Le immagini di quella tragedia, i corpi delle ragazze del commando, velate di nero, abbandonate sulle sedie rosse della sala come addormentate, così come quelle delle vittime civili, uniti da una sempre più sottile distinzione tra ostaggio e terrorista, rispetto alla brutale esecuzione dello Stato, sembrano “mettere in scena”, con la forza e la chiarezza dell’evento, l’essenza della frattura epocale che si sta verificando: la morte della politica, di quella scienza che Aristotele definiva come “una ricerca intorno a ciò che dev’essere il bene”. E Come all’inizio del suo secolare percorso, anche oggi la tragedia del potere si rappresenta in un teatro.
(La politica perduta di Marco Revelli - Giulio Einauidi editore)
E’ fondamentale rispondere subito alla domanda: “Dove ci troviamo?”
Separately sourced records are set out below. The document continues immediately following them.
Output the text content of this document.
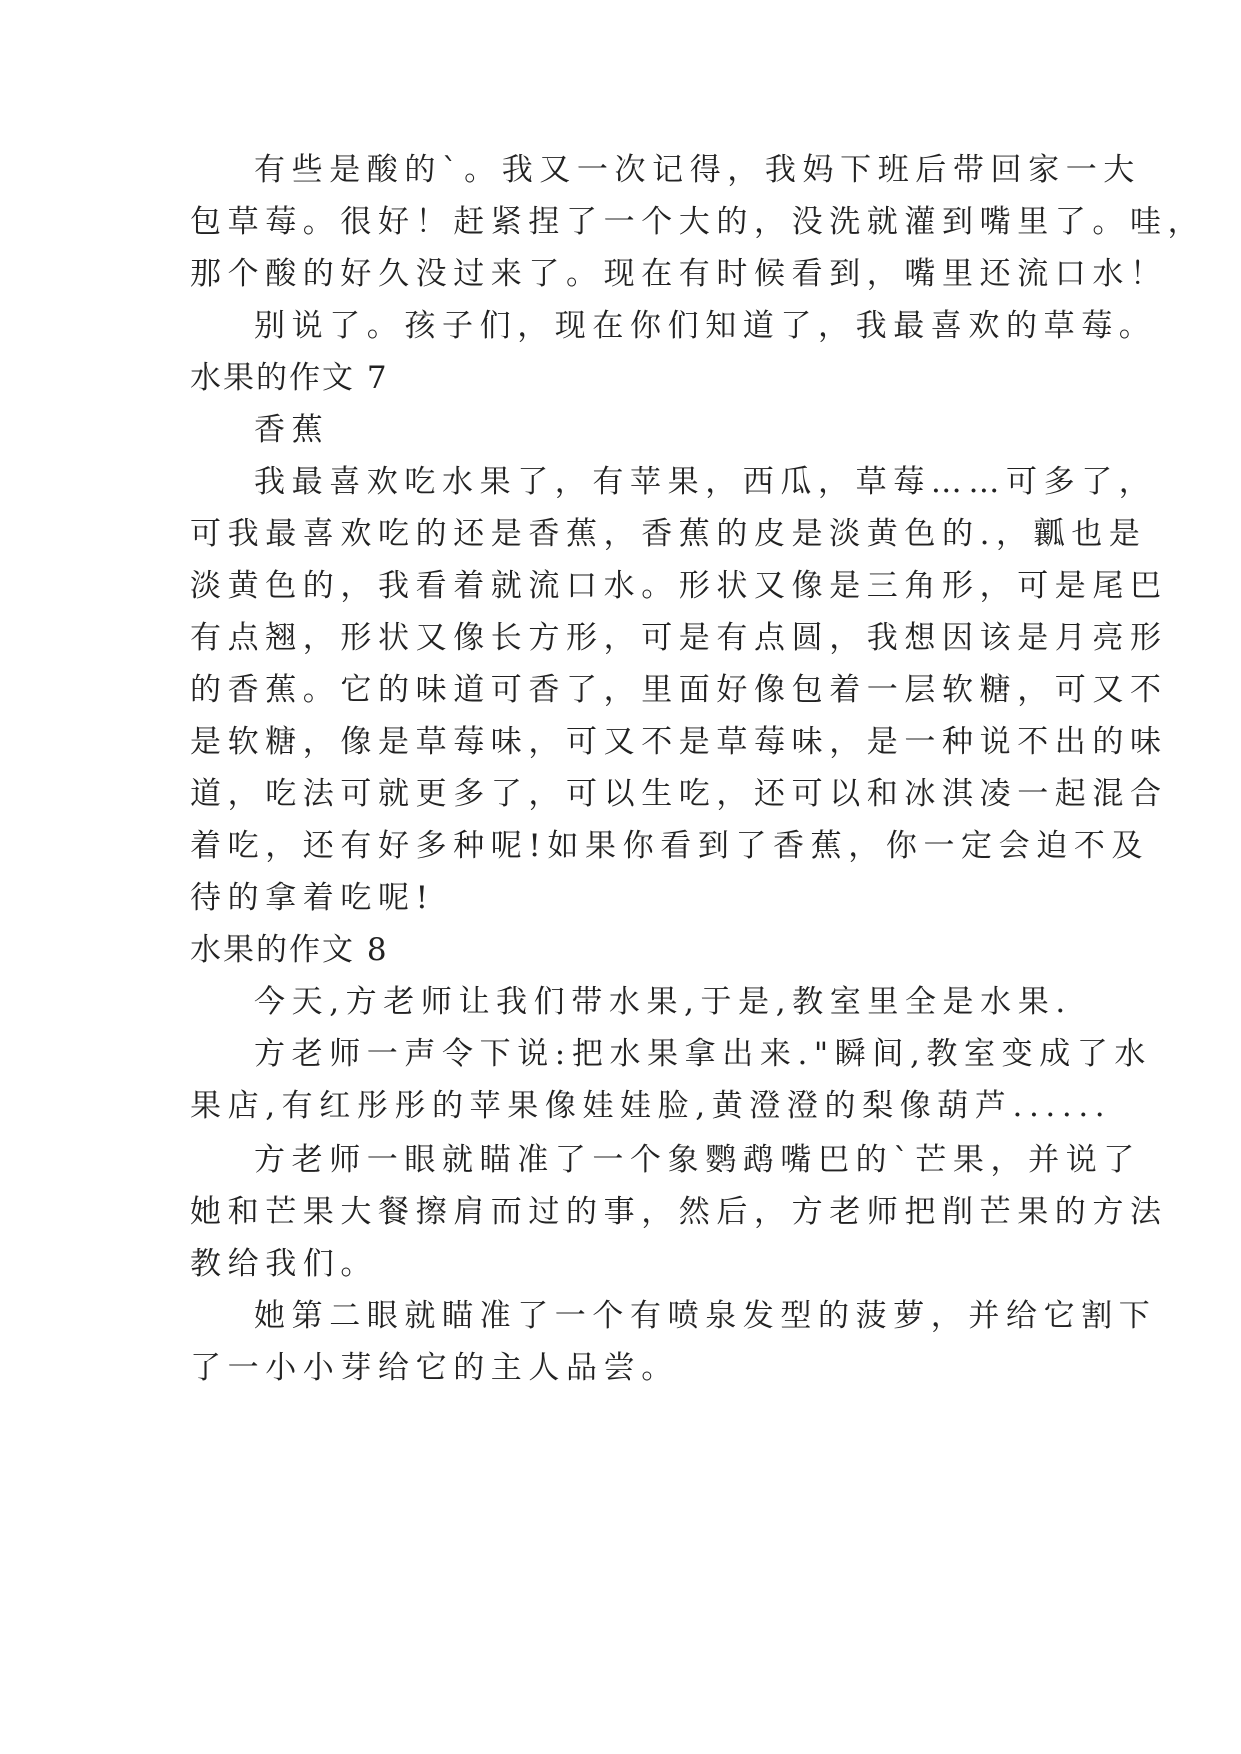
有些是酸的`。我又一次记得，我妈下班后带回家一大
包草莓。很好！赶紧捏了一个大的，没洗就灌到嘴里了。哇，
那个酸的好久没过来了。现在有时候看到，嘴里还流口水！
别说了。孩子们，现在你们知道了，我最喜欢的草莓。
水果的作文 7
香蕉
我最喜欢吃水果了，有苹果，西瓜，草莓……可多了，
可我最喜欢吃的还是香蕉，香蕉的皮是淡黄色的.，瓤也是
淡黄色的，我看着就流口水。形状又像是三角形，可是尾巴
有点翘，形状又像长方形，可是有点圆，我想因该是月亮形
的香蕉。它的味道可香了，里面好像包着一层软糖，可又不
是软糖，像是草莓味，可又不是草莓味，是一种说不出的味
道，吃法可就更多了，可以生吃，还可以和冰淇凌一起混合
着吃，还有好多种呢!如果你看到了香蕉，你一定会迫不及
待的拿着吃呢!
水果的作文 8
今天,方老师让我们带水果,于是,教室里全是水果.
方老师一声令下说:把水果拿出来."瞬间,教室变成了水
果店,有红彤彤的苹果像娃娃脸,黄澄澄的梨像葫芦......
方老师一眼就瞄准了一个象鹦鹉嘴巴的`芒果，并说了
她和芒果大餐擦肩而过的事，然后，方老师把削芒果的方法
教给我们。
她第二眼就瞄准了一个有喷泉发型的菠萝，并给它割下
了一小小芽给它的主人品尝。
Ci troviamo in un teatro, in luogo chiuso, dove l’irreale occupa lo spazio e lo condivide con la realtà. Si alternano, si mescolano, si contrastano.
Un diavolo può trasformarsi nel capo di un commando terrorista, un gatto nero in una donna kamikaze, un direttore di un complesso di appartamenti, corrotto, in un maiale. Ceceni e russi, uccisi dai gas ( ? ) in improbabili danzatori, costretti a muoversi con grande fatica, minacciati da un suono, da una musica. Tutto in uno spazio compresso, claustrofobico, chiuso dall’interno. Neanche le idee, i pensieri, hanno il permesso di uscire da questa prigione, dove i carcerieri soffrono, rischiano, hanno paura e fame come i prigionieri.
Nulla può uscire, allora tutto avviene all’interno e la forza di quanto avviene sembra premere contro le pareti. Ogni gesto appare troppo forte. Si urla il nome di un compagno morto “decapitato”, come se il suono potesse uscire.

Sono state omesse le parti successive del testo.